Change Streams with Socket io (questions about MongoDB developer approach in tutorial)

Hello,

I’ve been building my first MERN app and I’m thinking about incorporating change streams and socket io for certain aspects of the project. My initial setup just used change streams where the user would create a request object via an http request, the change stream is created and there is a timeout after which the change stream is closed.

After researching socket io, and reading this tutorial, I’m considering switching to a more active system that uses both change streams and socket io. I can see a lot of benefits to this approach. However, I’m unsure of the way the developer in the tutorial goes about not closing his change streams. Here is the server file on the github repo for the project. Watcher function example. I don’t see him closing the change streams in his watcher functions (there are two but I can’t include more links), the server file, or anywhere else (unless I’m missing something).

I thought not explicitly closing change streams was bad practice, however, I think it might be a better solution than opening a large number of separate change streams per each http request (per user) even if those are being closed. After-all, only two change streams are being opened in the linked example in total.
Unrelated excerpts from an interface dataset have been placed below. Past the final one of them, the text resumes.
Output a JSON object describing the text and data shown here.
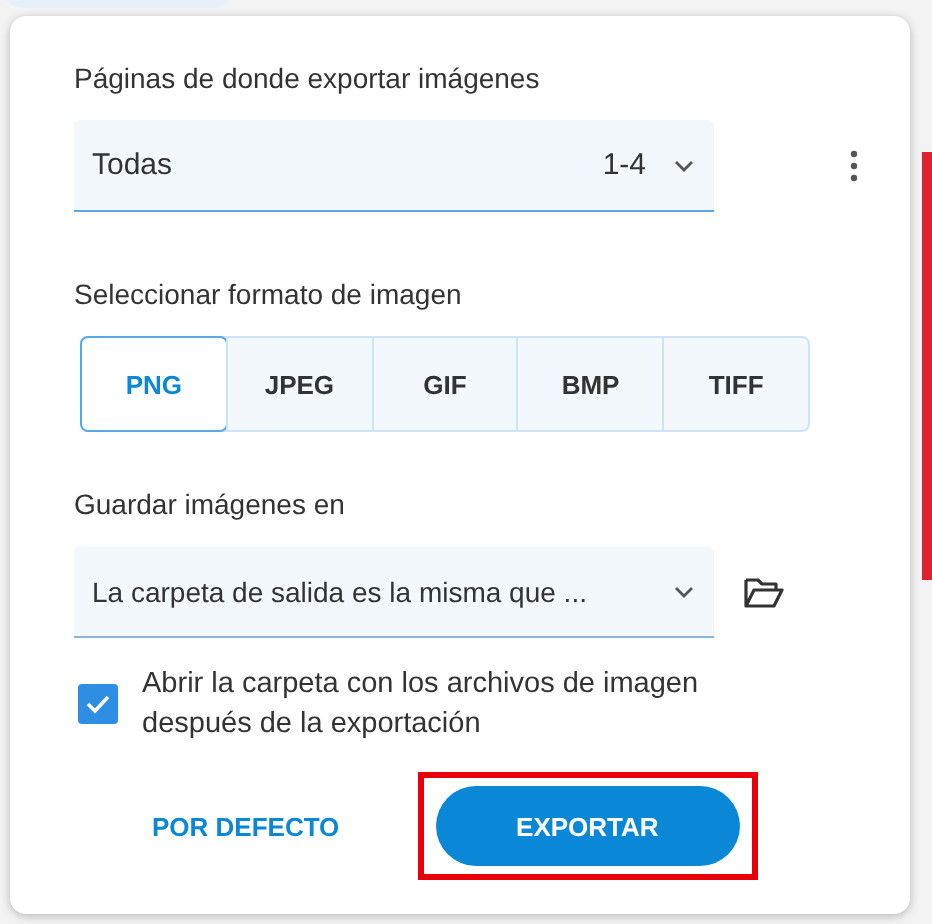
{
  "pages": {
    "label": "Páginas de donde exportar imágenes",
    "value": "Todas",
    "range": "1-4"
  },
  "format": {
    "label": "Seleccionar formato de imagen",
    "options": [
      {
        "label": "PNG",
        "selected": true
      },
      {
        "label": "JPEG",
        "selected": false
      },
      {
        "label": "GIF",
        "selected": false
      },
      {
        "label": "BMP",
        "selected": false
      },
      {
        "label": "TIFF",
        "selected": false
      }
    ]
  },
  "save": {
    "label": "Guardar imágenes en",
    "value": "La carpeta de salida es la misma que ..."
  },
  "open_folder": {
    "label": "Abrir la carpeta con los archivos de imagen después de la exportación",
    "checked": true
  },
  "buttons": [
    {
      "label": "POR DEFECTO",
      "kind": "text",
      "highlighted": false
    },
    {
      "label": "EXPORTAR",
      "kind": "primary",
      "highlighted": true
    }
  ]
}
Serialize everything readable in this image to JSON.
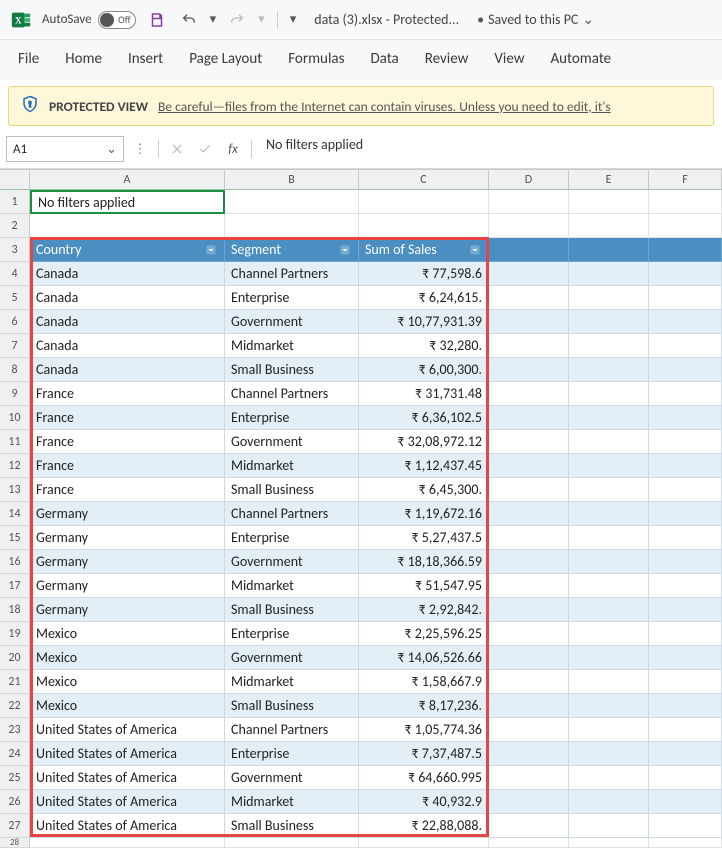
{
  "titlebar": {
    "autosave_label": "AutoSave",
    "autosave_state": "Off",
    "filename": "data (3).xlsx  -  Protected...",
    "saved_status": "Saved to this PC"
  },
  "ribbon": {
    "tabs": [
      "File",
      "Home",
      "Insert",
      "Page Layout",
      "Formulas",
      "Data",
      "Review",
      "View",
      "Automate"
    ]
  },
  "protected": {
    "label": "PROTECTED VIEW",
    "message": "Be careful—files from the Internet can contain viruses. Unless you need to edit, it's"
  },
  "namebox": {
    "ref": "A1"
  },
  "formula_bar": {
    "value": "No filters applied"
  },
  "columns": [
    "A",
    "B",
    "C",
    "D",
    "E",
    "F"
  ],
  "cell_a1": "No filters applied",
  "pivot": {
    "headers": [
      "Country",
      "Segment",
      "Sum of  Sales"
    ],
    "rows": [
      {
        "n": 4,
        "band": true,
        "country": "Canada",
        "segment": "Channel Partners",
        "sales": "₹ 77,598.6"
      },
      {
        "n": 5,
        "band": false,
        "country": "Canada",
        "segment": "Enterprise",
        "sales": "₹ 6,24,615."
      },
      {
        "n": 6,
        "band": true,
        "country": "Canada",
        "segment": "Government",
        "sales": "₹ 10,77,931.39"
      },
      {
        "n": 7,
        "band": false,
        "country": "Canada",
        "segment": "Midmarket",
        "sales": "₹ 32,280."
      },
      {
        "n": 8,
        "band": true,
        "country": "Canada",
        "segment": "Small Business",
        "sales": "₹ 6,00,300."
      },
      {
        "n": 9,
        "band": false,
        "country": "France",
        "segment": "Channel Partners",
        "sales": "₹ 31,731.48"
      },
      {
        "n": 10,
        "band": true,
        "country": "France",
        "segment": "Enterprise",
        "sales": "₹ 6,36,102.5"
      },
      {
        "n": 11,
        "band": false,
        "country": "France",
        "segment": "Government",
        "sales": "₹ 32,08,972.12"
      },
      {
        "n": 12,
        "band": true,
        "country": "France",
        "segment": "Midmarket",
        "sales": "₹ 1,12,437.45"
      },
      {
        "n": 13,
        "band": false,
        "country": "France",
        "segment": "Small Business",
        "sales": "₹ 6,45,300."
      },
      {
        "n": 14,
        "band": true,
        "country": "Germany",
        "segment": "Channel Partners",
        "sales": "₹ 1,19,672.16"
      },
      {
        "n": 15,
        "band": false,
        "country": "Germany",
        "segment": "Enterprise",
        "sales": "₹ 5,27,437.5"
      },
      {
        "n": 16,
        "band": true,
        "country": "Germany",
        "segment": "Government",
        "sales": "₹ 18,18,366.59"
      },
      {
        "n": 17,
        "band": false,
        "country": "Germany",
        "segment": "Midmarket",
        "sales": "₹ 51,547.95"
      },
      {
        "n": 18,
        "band": true,
        "country": "Germany",
        "segment": "Small Business",
        "sales": "₹ 2,92,842."
      },
      {
        "n": 19,
        "band": false,
        "country": "Mexico",
        "segment": "Enterprise",
        "sales": "₹ 2,25,596.25"
      },
      {
        "n": 20,
        "band": true,
        "country": "Mexico",
        "segment": "Government",
        "sales": "₹ 14,06,526.66"
      },
      {
        "n": 21,
        "band": false,
        "country": "Mexico",
        "segment": "Midmarket",
        "sales": "₹ 1,58,667.9"
      },
      {
        "n": 22,
        "band": true,
        "country": "Mexico",
        "segment": "Small Business",
        "sales": "₹ 8,17,236."
      },
      {
        "n": 23,
        "band": false,
        "country": "United States of America",
        "segment": "Channel Partners",
        "sales": "₹ 1,05,774.36"
      },
      {
        "n": 24,
        "band": true,
        "country": "United States of America",
        "segment": "Enterprise",
        "sales": "₹ 7,37,487.5"
      },
      {
        "n": 25,
        "band": false,
        "country": "United States of America",
        "segment": "Government",
        "sales": "₹ 64,660.995"
      },
      {
        "n": 26,
        "band": true,
        "country": "United States of America",
        "segment": "Midmarket",
        "sales": "₹ 40,932.9"
      },
      {
        "n": 27,
        "band": false,
        "country": "United States of America",
        "segment": "Small Business",
        "sales": "₹ 22,88,088."
      }
    ]
  }
}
Can someone with solid experience please weigh in here? And if it’s okay to not close the change stream, is there a way you would recommend improving upon what this developer did, e.g., in the event the change stream fails? I suppose resuming could be implemented. Any assistance with this is much appreciated.

I use change stream with stream pipeline, in node.js pipeline function quit on error or exhaustion.
I use health check API to make k8s in this case to restart the service and the change stream.
so the infinite run of a change stream is bit of a challenge but you can solve it anyway you think serve the need.

in your case (I don’t know socket.io so much) I would maybe identify an error or just catch the “close” event on a cursor and make the change stream part re-runnable for these cases with some retry limit.